Deadly life at sea: UN partners spotlight depths of danger in fishing industry

UN Photo/Martine Perret Fisherman in Timor Leste casts net in the water to catch small fish. UN Photo/Martine Perret

This article is brought to you in association with the United Nations.


There is a clear link between the seedy underbelly of the seafood industry, and fishers’ safety, now ranked as the second deadliest profession in the world; and more must be done to ensure people dependent on this type of labour are working in safe conditions, UN partners urged on Thursday.

“Every hour fishers die doing their job – not just men, women too”, Maria Helena Samedo, chief for Climate and Natural Resources at the Food and Agriculture Organization (FAO), explained at a major conference organized by the agency in Rome, coinciding with World Fisheries Day on 21 November.

“Human rights violations and unacceptable practices at different stages of the value chain are increasing in fisheries and aquaculture”, she added.

Illegal, Unreported and Unregulated (IUU) fishing leads to over-exploitation of fish stocks, already drained by pollution and climate impacts, and financially burdens honest fishers and the communities that depend on them, FAO and the International Labour Organisation (ILO)  said  in a joint statement at the conclusion of the International Symposium on Fisheries Sustainability.

A lucrative catch

Beyond injuring biodiversity and economies, IUU casts a dark shadow on already physically-taxing sea labour, with many IUU fishers engaging in transnational crimes, such as human and drug trafficking and piracy.

Around the world, one in ten people depend on fishing to make a living and feed their families, and often, they are some of the poorest in society, according to FAO.

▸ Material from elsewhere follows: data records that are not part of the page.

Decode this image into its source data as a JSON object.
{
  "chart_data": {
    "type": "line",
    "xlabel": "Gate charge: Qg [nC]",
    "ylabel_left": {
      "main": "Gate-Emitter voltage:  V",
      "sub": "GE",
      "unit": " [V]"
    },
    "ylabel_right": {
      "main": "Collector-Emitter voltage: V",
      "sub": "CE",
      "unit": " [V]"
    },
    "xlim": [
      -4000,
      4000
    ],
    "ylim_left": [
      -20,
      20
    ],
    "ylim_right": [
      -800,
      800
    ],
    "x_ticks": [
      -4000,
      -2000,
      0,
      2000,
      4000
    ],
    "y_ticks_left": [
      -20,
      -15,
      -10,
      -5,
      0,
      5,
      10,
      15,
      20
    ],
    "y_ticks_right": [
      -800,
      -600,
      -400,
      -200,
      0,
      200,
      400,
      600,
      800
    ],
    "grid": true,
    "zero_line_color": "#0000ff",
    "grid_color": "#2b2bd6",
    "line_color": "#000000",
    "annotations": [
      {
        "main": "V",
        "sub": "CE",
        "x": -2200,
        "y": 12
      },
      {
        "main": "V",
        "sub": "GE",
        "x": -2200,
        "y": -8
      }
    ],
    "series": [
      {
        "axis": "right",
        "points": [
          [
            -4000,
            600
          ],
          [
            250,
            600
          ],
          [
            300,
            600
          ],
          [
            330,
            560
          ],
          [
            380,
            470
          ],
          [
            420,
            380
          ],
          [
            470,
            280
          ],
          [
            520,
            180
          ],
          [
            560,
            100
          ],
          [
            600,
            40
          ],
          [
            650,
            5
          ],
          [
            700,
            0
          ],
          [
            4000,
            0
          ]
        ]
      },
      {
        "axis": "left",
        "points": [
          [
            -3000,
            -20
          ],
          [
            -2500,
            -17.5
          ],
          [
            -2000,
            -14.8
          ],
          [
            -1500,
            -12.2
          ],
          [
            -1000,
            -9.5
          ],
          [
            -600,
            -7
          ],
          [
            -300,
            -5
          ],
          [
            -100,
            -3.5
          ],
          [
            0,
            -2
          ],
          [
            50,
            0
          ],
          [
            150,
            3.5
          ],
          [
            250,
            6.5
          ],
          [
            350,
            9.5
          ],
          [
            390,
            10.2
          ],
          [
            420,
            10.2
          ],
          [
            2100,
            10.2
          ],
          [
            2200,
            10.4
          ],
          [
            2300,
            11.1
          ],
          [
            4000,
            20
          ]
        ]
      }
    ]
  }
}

An estimated 95 per cent of those relying on the seafood business to provide for their families, live in Africa and Asia, often enduring gruesome working conditions. In 2019, fishing was ranked and the second most dangerous job in the world, just behind logging.

Vulnerable youth and migrants often find casual jobs aboard vessels with working and living conditions well below acceptable standards.

Crewmembers are notoriously denied previously agreed wages, if they get paid at all, while some captains and boat owners ignore basic human rights, forcing fishers to endure extended periods at sea, under dangerous conditions.

Transnational fishing operations entangled with organized crimes pose additional challenges for law enforcement; with frequent border crossing, fishers reporting to criminal captains therefore have little or no protection, ILO reports.

FAO has been working alongside governmental and international partners to tackle the scourge of IUU, a lucrative industry valued at an estimated $10 to $23 billion every year.

Fishing for SDGs

Speaking at the Symposium’s conclusion in Rome, Monsignor Bruno Marie Duffé, Secretary of the Vatican’s Dicastery for Promoting Integral Human Development, noted that Pope Francis has spoken of the need for a more integral approach to ecology, and the Holy See has called for greater synergy between governments and maritime authorities to protect human rights in this sector.

FAO has developed a number of international instruments designed to promote dialogue and policy processes to achieve sustainable fisheries management, in line with UN Sustainable Development targets. 

By the Symposium’s end, participants are expected to present a technical document that synthesized the information and debate in each of the event’s sessions, to be table at the 34th session of the FAO Committee on Fisheries, set for July 2020.

The document will form the platform for a high-level policy statement on the role, value and sustainability status of global and regional fisheries.